Half an hour earlier, Majka had crossed the line in 6th place on the stage, 57 seconds down on stage winner Fabio Aru (Astana), 35 seconds behind Nairo Quintana and 15 seconds off of pink jersey Rigoberto Uran, but 16 seconds ahead of Evans.
"Yeah? That’s not bad, so," Majka said on learning of the time won and lost. "And there’s still a long way to go."
The Pole had signalled his confidence by setting teammate Michael Rogers to work on the front at the base of the long, searing climb to Montecampione, and the Australian's labours duly burned the pink jersey group down to fewer than a dozen riders with six kilometres remaining.
"“He was very good and I'm really very happy with the work he did for me on the climb," Majka said. "I like a good tempo like that on the final climb."
When accelerations from Pierre Rolland (Team Europcar) and Nairo Quintana (Movistar) signalled the beginning of real hostilities with four kilometres to go, however, Majka began to struggle. Prominent towards the head of the group up to that point, the white jersey slid out of the picture thereafter.
"The problem was that there were some accelerations that I didn't really like, but it’'s ok all the same," Majka said. "And I found my rhythm a bit near the summit, too."
Indeed, on the final ramps towards the line, Majka managed to peg back part of his deficit to Uran and also put a little distance into Evans. He retains his third place on general classification, albeit now 1:50 behind Uran, but moves to within 47 seconds of Evans.
Behind him, however, the margins are also tightening. Aru's pugnacious win means that he is now just 34 seconds off Majka, while Quintana is only a further 16 seconds back and is steadily feeling his way back to full health. Both men are also contenders for the best young rider classification.
"There's still a long way to go," Majka said. “I lost 50 seconds today but it's not a problem because there’s a long way to go and we've got four very tough days coming up. I'm not worried."

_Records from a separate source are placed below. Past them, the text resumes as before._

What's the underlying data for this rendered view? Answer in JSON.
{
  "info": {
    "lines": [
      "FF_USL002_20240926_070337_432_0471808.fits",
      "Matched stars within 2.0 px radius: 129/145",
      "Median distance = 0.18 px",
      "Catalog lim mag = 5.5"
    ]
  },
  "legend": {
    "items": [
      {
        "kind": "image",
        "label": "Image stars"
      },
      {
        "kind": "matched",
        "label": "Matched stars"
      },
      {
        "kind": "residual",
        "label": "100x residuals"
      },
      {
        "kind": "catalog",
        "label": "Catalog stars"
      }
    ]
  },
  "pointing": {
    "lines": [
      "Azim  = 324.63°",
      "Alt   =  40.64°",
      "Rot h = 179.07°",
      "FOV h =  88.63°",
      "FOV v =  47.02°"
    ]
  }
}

After the Giro’'s final rest day on Monday comes the race's tappone, over the Gavia and Stelvio to Val Martello, though it remains to be seen if the weather conditions will allow the stage to be ridden in its entirety. Heavy snow saw the exact same stage cancelled altogether last year, but Majka – whose team have placed notable faith in his ability to last the pace in the final week – is hopeful that there will be no alterations this time around.
"For me, it's better for me if we do the Stelvio, because things are a lot different when you do a lot of climbs in succession rather than just one climb to the finish," he said. "People talk about the summit finishes, but it's going to be a different story on Tuesday when there are three tough climbs during the stage."